True, I should probably have been more specific, with 'LLMs' I was just referrin...

DougBTX · on April 18, 2023

The difficulty with PARITY for Transformers seems to be that it relies heavily on the position encoding. The longer the input sequence, the more likely it is to read the wrong bit, then all the subsequent output is wrong.

Instruction tuned LLMs as chat bots receive multiple inputs in a sequence, interspersed with computation to produce output tokens. Those output tokens appear to be able to act like short term memory.

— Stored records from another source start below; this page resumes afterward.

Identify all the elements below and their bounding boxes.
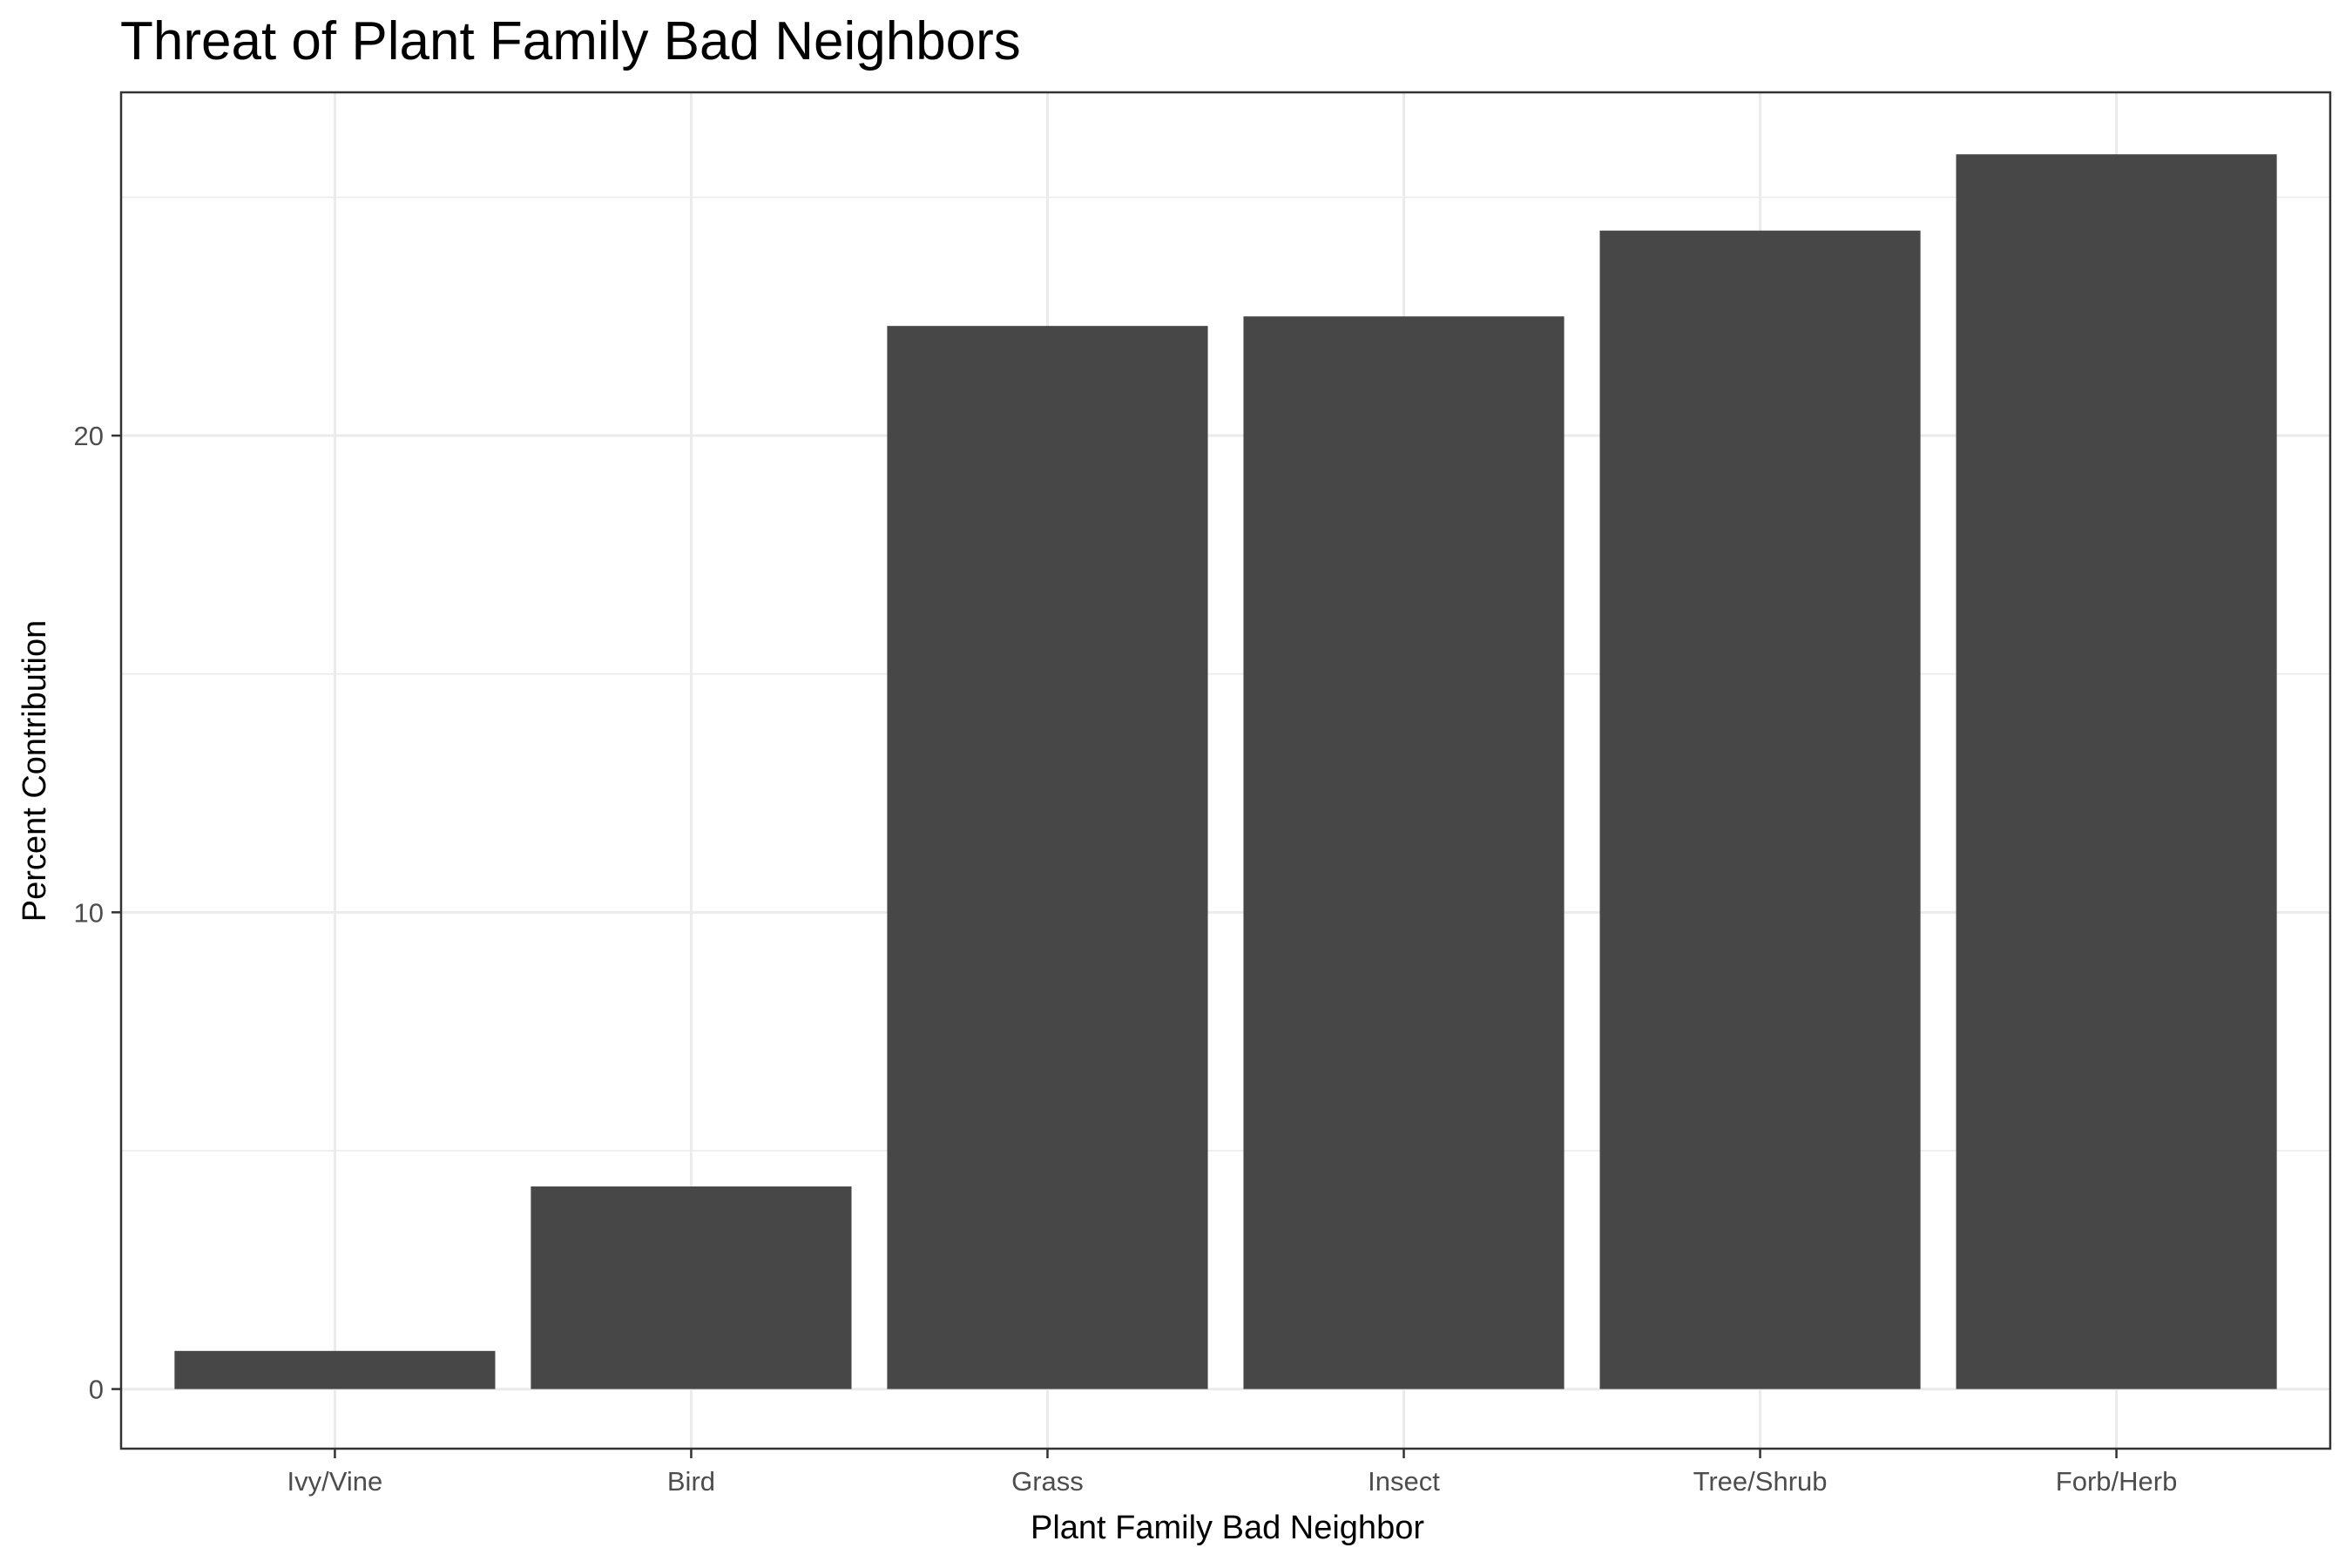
y-axis-title: Percent Contribution <box>17 620 53 922</box>
x-tick-label: Tree/Shrub <box>1693 1466 1828 1497</box>
bar-forb-herb <box>1956 154 2277 1389</box>
x-tick-label: Insect <box>1368 1466 1440 1497</box>
bar-tree-shrub <box>1599 230 1921 1389</box>
x-tick-label: Forb/Herb <box>2056 1466 2178 1497</box>
axis-layer: 0 10 20 Ivy/Vine Bird Grass Insect Tree/Shrub Fo… <box>74 421 2178 1497</box>
x-axis-title: Plant Family Bad Neighbor <box>1031 1510 1424 1546</box>
chart-title: Threat of Plant Family Bad Neighbors <box>120 11 1021 71</box>
bar-ivy-vine <box>174 1350 496 1389</box>
panel-border <box>119 91 2332 1450</box>
y-tick-label: 20 <box>74 421 104 451</box>
x-tick-label: Ivy/Vine <box>287 1466 383 1497</box>
x-tick-label: Bird <box>667 1466 715 1497</box>
bar-insect <box>1243 316 1565 1389</box>
bar-grass <box>887 326 1208 1389</box>
y-tick-label: 10 <box>74 897 104 928</box>
bar-layer <box>174 154 2277 1389</box>
y-tick-label: 0 <box>89 1375 104 1405</box>
bar-bird <box>531 1186 852 1389</box>
x-tick-label: Grass <box>1011 1466 1084 1497</box>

For example, this ChatGPT 3.5 prompt appears to work well:

    You will act as a parity calculator. Ask me for each bit in turn. The parity value starts at 0, an is updated with xor using each new bit. Print out the updated value after each new bit is processed.

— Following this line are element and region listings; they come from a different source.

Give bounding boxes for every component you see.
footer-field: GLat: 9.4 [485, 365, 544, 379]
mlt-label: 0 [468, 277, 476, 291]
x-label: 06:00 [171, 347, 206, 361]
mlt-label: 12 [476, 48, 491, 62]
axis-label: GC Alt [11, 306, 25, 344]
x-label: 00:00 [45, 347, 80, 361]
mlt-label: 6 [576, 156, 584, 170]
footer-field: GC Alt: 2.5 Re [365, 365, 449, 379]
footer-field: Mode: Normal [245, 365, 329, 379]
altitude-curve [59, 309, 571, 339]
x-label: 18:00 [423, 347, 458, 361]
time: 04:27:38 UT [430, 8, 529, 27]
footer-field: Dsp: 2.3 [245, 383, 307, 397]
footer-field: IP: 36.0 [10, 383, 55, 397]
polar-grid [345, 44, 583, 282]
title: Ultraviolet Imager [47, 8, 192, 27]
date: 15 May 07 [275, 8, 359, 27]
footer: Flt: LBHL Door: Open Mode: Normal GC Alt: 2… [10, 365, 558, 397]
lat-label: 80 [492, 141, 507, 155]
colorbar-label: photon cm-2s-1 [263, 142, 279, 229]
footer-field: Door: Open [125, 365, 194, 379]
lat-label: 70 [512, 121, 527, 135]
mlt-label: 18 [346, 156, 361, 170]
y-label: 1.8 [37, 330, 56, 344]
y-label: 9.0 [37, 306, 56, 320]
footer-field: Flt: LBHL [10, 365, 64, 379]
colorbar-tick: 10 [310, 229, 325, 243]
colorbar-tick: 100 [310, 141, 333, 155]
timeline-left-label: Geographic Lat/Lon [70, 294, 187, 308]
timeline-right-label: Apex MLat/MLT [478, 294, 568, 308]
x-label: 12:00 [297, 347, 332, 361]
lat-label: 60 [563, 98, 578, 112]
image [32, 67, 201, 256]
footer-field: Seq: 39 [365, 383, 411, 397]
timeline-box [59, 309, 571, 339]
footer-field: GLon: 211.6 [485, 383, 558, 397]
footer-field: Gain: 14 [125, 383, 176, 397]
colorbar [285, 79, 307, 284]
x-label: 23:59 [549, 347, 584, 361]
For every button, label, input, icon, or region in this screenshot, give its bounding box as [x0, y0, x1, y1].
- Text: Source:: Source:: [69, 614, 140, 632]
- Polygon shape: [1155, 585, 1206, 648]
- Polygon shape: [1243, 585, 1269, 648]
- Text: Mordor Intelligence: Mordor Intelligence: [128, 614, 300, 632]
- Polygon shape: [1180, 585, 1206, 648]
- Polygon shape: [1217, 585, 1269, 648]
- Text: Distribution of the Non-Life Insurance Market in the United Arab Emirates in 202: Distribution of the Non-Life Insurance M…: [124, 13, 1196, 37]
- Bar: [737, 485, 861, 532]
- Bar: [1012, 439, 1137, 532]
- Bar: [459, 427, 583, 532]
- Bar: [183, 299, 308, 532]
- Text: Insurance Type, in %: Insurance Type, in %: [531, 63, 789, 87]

Responding with 0 or 1 produces outputs like:

    Got it, so we'll apply the XOR operation between the current parity value (1) and the new bit (1), which gives us 0.

    The updated parity value is 0.

    What is the next bit?

After ~20 iterations the output looks stable, if a little wordy. Perhaps this works as the tokens to attend to are all recent. I imagine that there would need to be a mechanism to remind the model what it is doing if the chat continued indefinitely, otherwise the initial prompt may be forgotten, I’ve not done any experiments with that yet.